Play Now, Save Time Later
Let’s talk return on time.
The truth is, the time you don’t invest in play often comes back as lost productivity, miscommunication, and disengagement. That’s not theory—that’s reality for time-poor teams under pressure.
When teams don’t feel connected, everything takes longer:
- Conversations go in circles.
- Decisions stall or get revisited.
- Emails pile up because no one knows where to start—or who’s even owning what.
- Burnout creeps in, and performance dips follow.
Play interrupts that cycle.
By embedding play into your week—even briefly—you’re investing in trust, clarity, and collaboration. And those pay off fast.

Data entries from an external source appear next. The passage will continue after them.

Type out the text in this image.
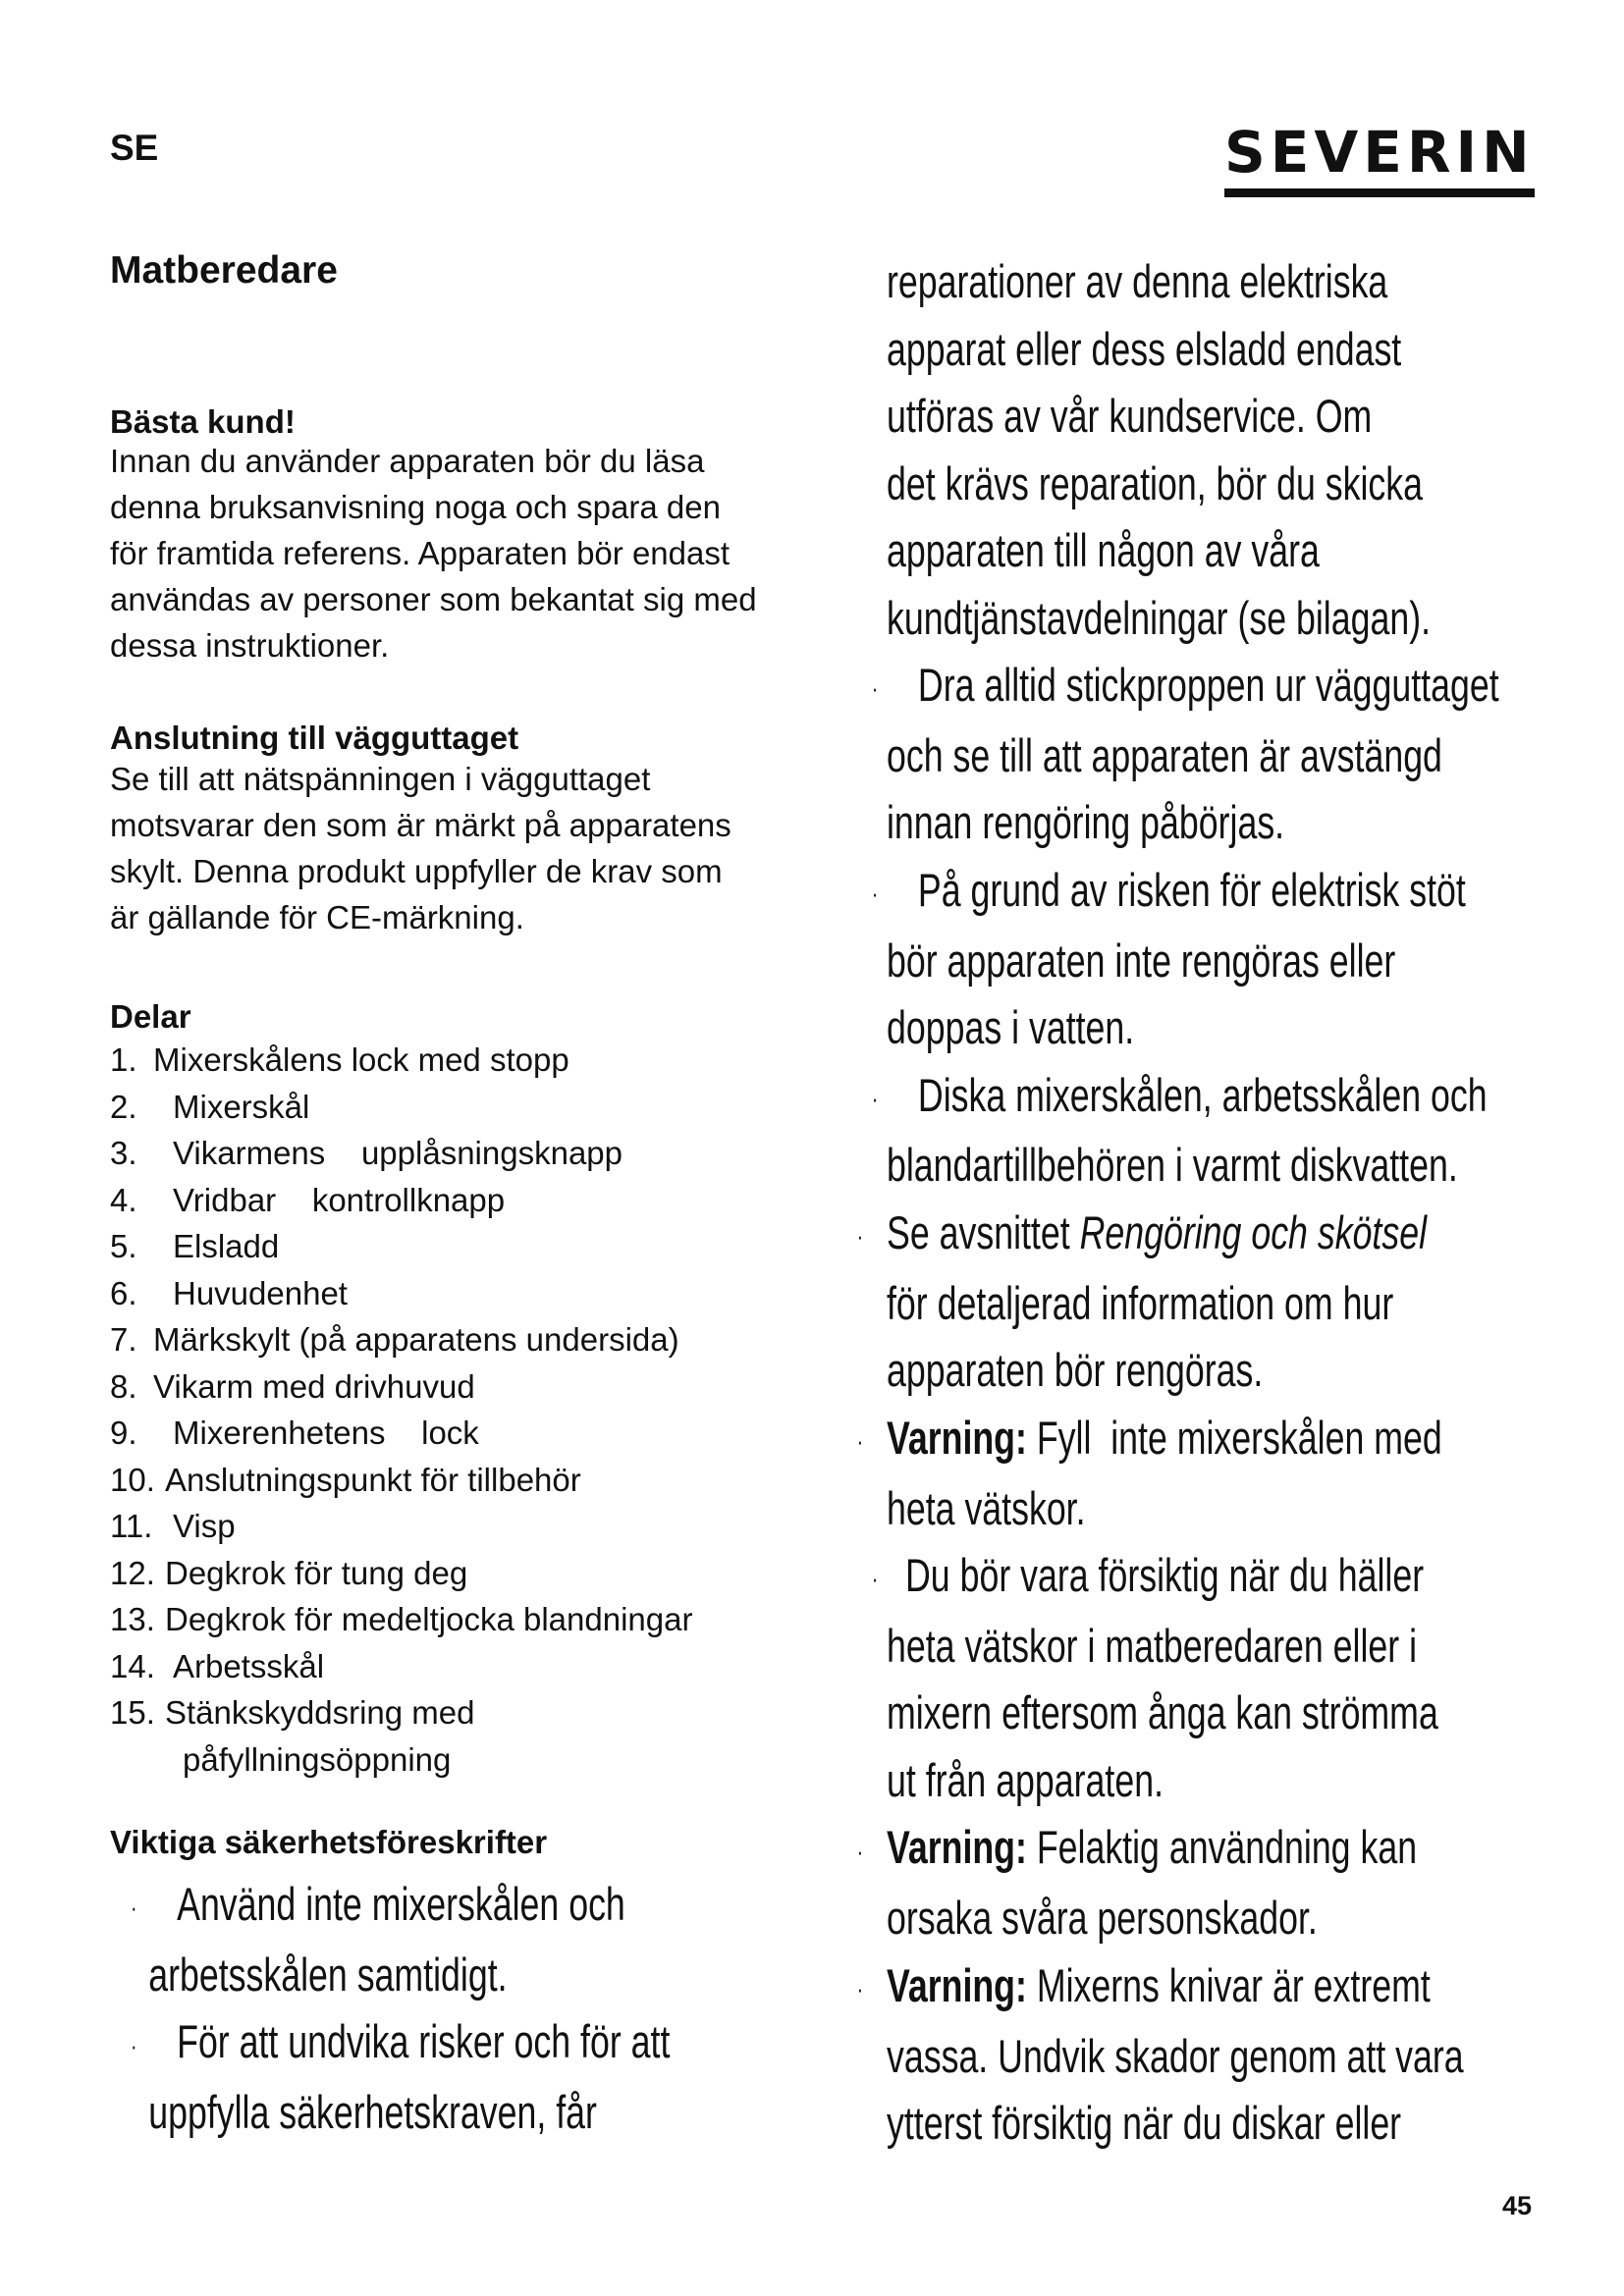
SE	SEVERIN
Matberedare
Bästa kund!
Innan du använder apparaten bör du läsa
denna bruksanvisning noga och spara den
för framtida referens. Apparaten bör endast
användas av personer som bekantat sig med
dessa instruktioner.
Anslutning till vägguttaget
Se till att nätspänningen i vägguttaget
motsvarar den som är märkt på apparatens
skylt. Denna produkt uppfyller de krav som
är gällande för CE-märkning.
Delar
1. Mixerskålens lock med stopp
2.	Mixerskål
3.	Vikarmens    upplåsningsknapp
4.	Vridbar    kontrollknapp
5.	Elsladd
6.	Huvudenhet
7. Märkskylt (på apparatens undersida)
8. Vikarm med drivhuvud
9.	Mixerenhetens    lock
10. Anslutningspunkt för tillbehör
11. Visp
12. Degkrok för tung deg
13. Degkrok för medeltjocka blandningar
14. Arbetsskål
15. Stänkskyddsring med
påfyllningsöppning
Viktiga säkerhetsföreskrifter
· Använd inte mixerskålen och
arbetsskålen samtidigt.
· För att undvika risker och för att
uppfylla säkerhetskraven, får
reparationer av denna elektriska
apparat eller dess elsladd endast
utföras av vår kundservice. Om
det krävs reparation, bör du skicka
apparaten till någon av våra
kundtjänstavdelningar (se bilagan).
· Dra alltid stickproppen ur vägguttaget
och se till att apparaten är avstängd
innan rengöring påbörjas.
· På grund av risken för elektrisk stöt
bör apparaten inte rengöras eller
doppas i vatten.
· Diska mixerskålen, arbetsskålen och
blandartillbehören i varmt diskvatten.
· Se avsnittet Rengöring och skötsel
för detaljerad information om hur
apparaten bör rengöras.
· Varning: Fyll  inte mixerskålen med
heta vätskor.
· Du bör vara försiktig när du häller
heta vätskor i matberedaren eller i
mixern eftersom ånga kan strömma
ut från apparaten.
· Varning: Felaktig användning kan
orsaka svåra personskador.
· Varning: Mixerns knivar är extremt
vassa. Undvik skador genom att vara
ytterst försiktig när du diskar eller
45
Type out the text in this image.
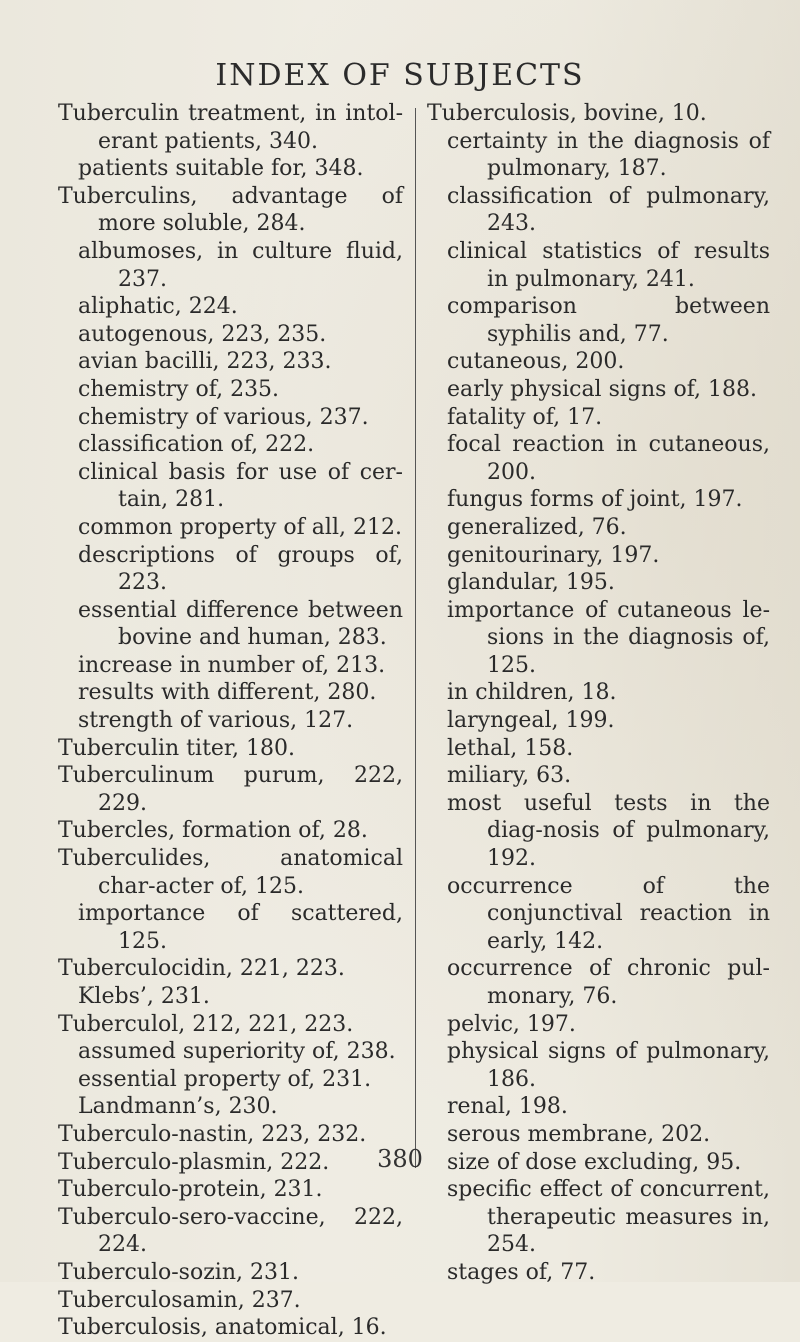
INDEX OF SUBJECTS

Tuberculin treatment, in intol-erant patients, 340.

patients suitable for, 348.

Tuberculins, advantage of more soluble, 284.

albumoses, in culture fluid, 237.

aliphatic, 224.

autogenous, 223, 235.

avian bacilli, 223, 233.

chemistry of, 235.

chemistry of various, 237.

classification of, 222.

clinical basis for use of cer-tain, 281.

common property of all, 212.

descriptions of groups of, 223.

essential difference between bovine and human, 283.

increase in number of, 213.

results with different, 280.

strength of various, 127.

Tuberculin titer, 180.

Tuberculinum purum, 222, 229.

Tubercles, formation of, 28.

Tuberculides, anatomical char-acter of, 125.

importance of scattered, 125.

Tuberculocidin, 221, 223.

Klebs’, 231.

Tuberculol, 212, 221, 223.

assumed superiority of, 238.

essential property of, 231.

Landmann’s, 230.

Tuberculo-nastin, 223, 232.

Tuberculo-plasmin, 222.

Tuberculo-protein, 231.

Tuberculo-sero-vaccine, 222, 224.

Tuberculo-sozin, 231.

Tuberculosamin, 237.

Tuberculosis, anatomical, 16.

Tuberculosis, bovine, 10.

certainty in the diagnosis of pulmonary, 187.

classification of pulmonary, 243.

clinical statistics of results in pulmonary, 241.

comparison between syphilis and, 77.

cutaneous, 200.

early physical signs of, 188.

fatality of, 17.

focal reaction in cutaneous, 200.

fungus forms of joint, 197.

generalized, 76.

genitourinary, 197.

glandular, 195.

importance of cutaneous le-sions in the diagnosis of, 125.

in children, 18.

laryngeal, 199.

lethal, 158.

miliary, 63.

most useful tests in the diag-nosis of pulmonary, 192.

occurrence of the conjunctival reaction in early, 142.

occurrence of chronic pul-monary, 76.

pelvic, 197.

physical signs of pulmonary, 186.

renal, 198.

serous membrane, 202.

size of dose excluding, 95.

specific effect of concurrent, therapeutic measures in, 254.

stages of, 77.

380
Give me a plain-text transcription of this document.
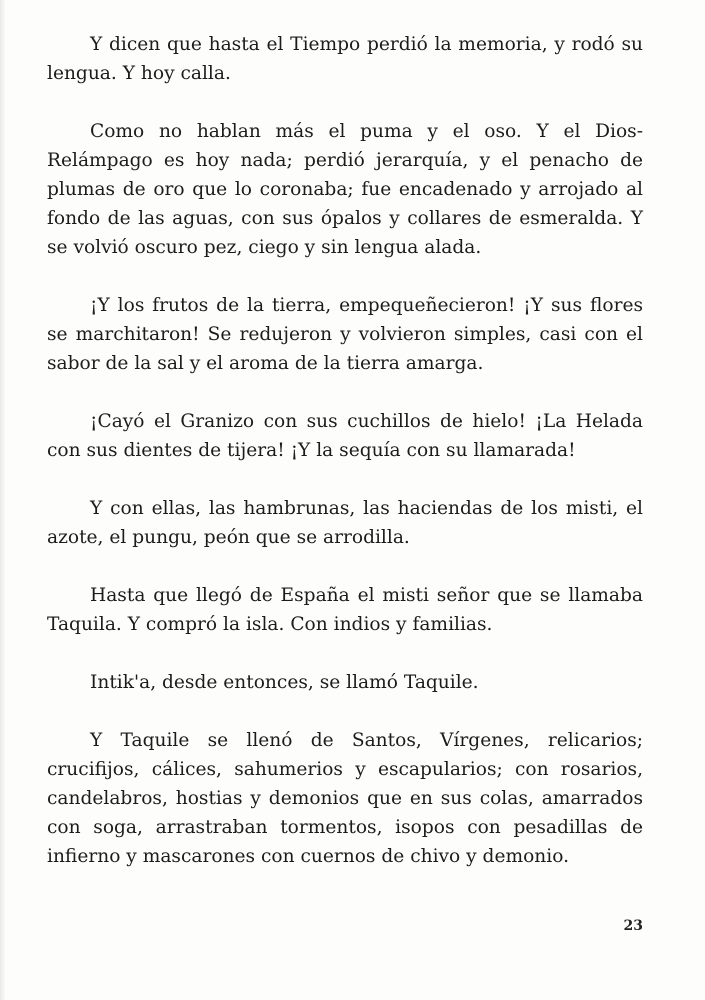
Y dicen que hasta el Tiempo perdió la memoria, y rodó su lengua. Y hoy calla.

Como no hablan más el puma y el oso. Y el Dios-Relámpago es hoy nada; perdió jerarquía, y el penacho de plumas de oro que lo coronaba; fue encadenado y arrojado al fondo de las aguas, con sus ópalos y collares de esmeralda. Y se volvió oscuro pez, ciego y sin lengua alada.

¡Y los frutos de la tierra, empequeñecieron! ¡Y sus flores se marchitaron! Se redujeron y volvieron simples, casi con el sabor de la sal y el aroma de la tierra amarga.

¡Cayó el Granizo con sus cuchillos de hielo! ¡La Helada con sus dientes de tijera! ¡Y la sequía con su llamarada!

Y con ellas, las hambrunas, las haciendas de los misti, el azote, el pungu, peón que se arrodilla.

Hasta que llegó de España el misti señor que se llamaba Taquila. Y compró la isla. Con indios y familias.

Intik'a, desde entonces, se llamó Taquile.

Y Taquile se llenó de Santos, Vírgenes, relicarios; crucifijos, cálices, sahumerios y escapularios; con rosarios, candelabros, hostias y demonios que en sus colas, amarrados con soga, arrastraban tormentos, isopos con pesadillas de infierno y mascarones con cuernos de chivo y demonio.

23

A Harvard Business Review study found that teams who communicate effectively are up to 25% more productive than those who don’t. That kind of edge isn’t gained by pushing harder—it’s gained by connecting better.
And connection doesn’t require hours. It requires intention.
When your team plays:
- They align faster.
- They solve problems with less conflict.
- They actually enjoy showing up to work—which is still one of the strongest predictors of long-term retention.
So no—play isn’t stealing time from your team. It’s giving it back.

What Happens Next Is Up to You
Let’s bring it back to where we started: time.
If the idea of integrating play still feels like a stretch, remember this—play is not a distraction from work. It’s a performance strategy hidden in plain sight.
And if you’re too busy to implement something that helps your team move faster, think more clearly, and collaborate better? That’s not a time problem. That’s a missed opportunity.
Play doesn’t demand more hours—it gives them back by reducing miscommunication, increasing motivation, and cutting down on time lost to disengagement or rework. It’s a smarter way to work—not an additional one.
So what’s your next step?
And here’s the best part: if you’re a Corporate Challenge Events client or participant in 2025, you already have the tools you need.
Inside the Play Hub, you’ll find:
- Ready-to-run activities you can use in minutes
- Team icebreakers and energisers designed for in-person or hybrid teams
- eBooks and leadership guides to help you embed play into culture long-term
- Offsite venue inspiration and planning tips to get your team into flow
- And a plethora of science-backed evidence you can take straight to leadership to help make the case for play
One small step is all it takes to shift how your team thinks, connects, and performs.
So instead of asking “do we have time to play?”—
Ask this: can we really afford not to?